Soon, the small child found himself standing in a parking lot holding his father's hand asking if each woman that pulled up if that was his mommy.
"It was heartbreaking and a shock," said his father Thomas Cox, a sergeant investigator with the Corrections Department.
The move back to New York to live with his mother and step-father and his brothers and sisters was like stepping into another world. A world of heroin and pills and pot, Ryan Cox said.
It's also when his father began the long fight to win custody of his son.
"I walked away from my home and life in California and came to New York and started over and began the long fight to get Ryan back and to make sure that he was safe," he said.

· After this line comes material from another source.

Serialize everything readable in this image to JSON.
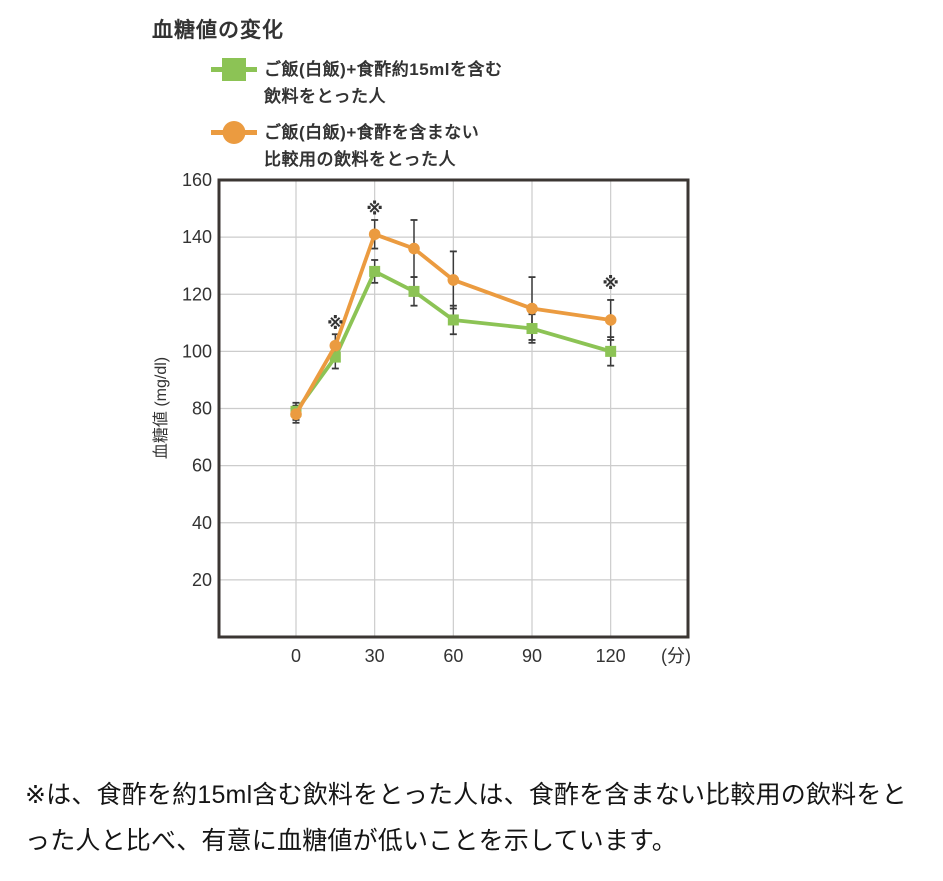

That fight took until Ryan was in the sixth grade. By then he had been exposed to years of living with drug addicts and the uncertainty and fear that creates. When he first moved back with his father he was shocked and afraid and didn't understand that life could be, well, "normal," he said.
But looking back, the young man who excels at everything from academics to wrestling to football, is so thankful that his father fought for him and he works every day to make his father, and his step-mother, Dr. Kimberly Collica-Cox proud.
"She's my real mother, she was there for me every day," Ryan said. "She made life what I have today and I'm so thankful to her and to my father for saving me."
But the really amazing thing about Ryan, who heads to college next year to study dentistry and has been accepted by Pace University and has interest from several others, is that none of his classmates or friends knew his life story.
"I didn't really hang out with any clicks, I was just friends with everyone and when I was nominated for this award and had to tell my story on video I was a little worried that people would judge me," Ryan said.
So was his family.
"I was unsure about putting all of this out to the public," Thomas Cox said. "I work in law enforcement so it's embarrassing. But the country is fighting a national epidemic and it was right for Ryan to tell people that good can come from a hard life if you work at it."
But the exact opposite happened, Ryan Cox said.
"The whole school came out behind me and has supported me and voted for me and helped me make it to the final six in the award," he said.
But he's also worked, and worked hard to get where he is. He's played through numerous injuries and kept going, always with his eye on being a team player and winning and making his parents proud.
"I'm just so honored and humbled and really, I'm on top of the world right now and can't wait to see what else the future brings."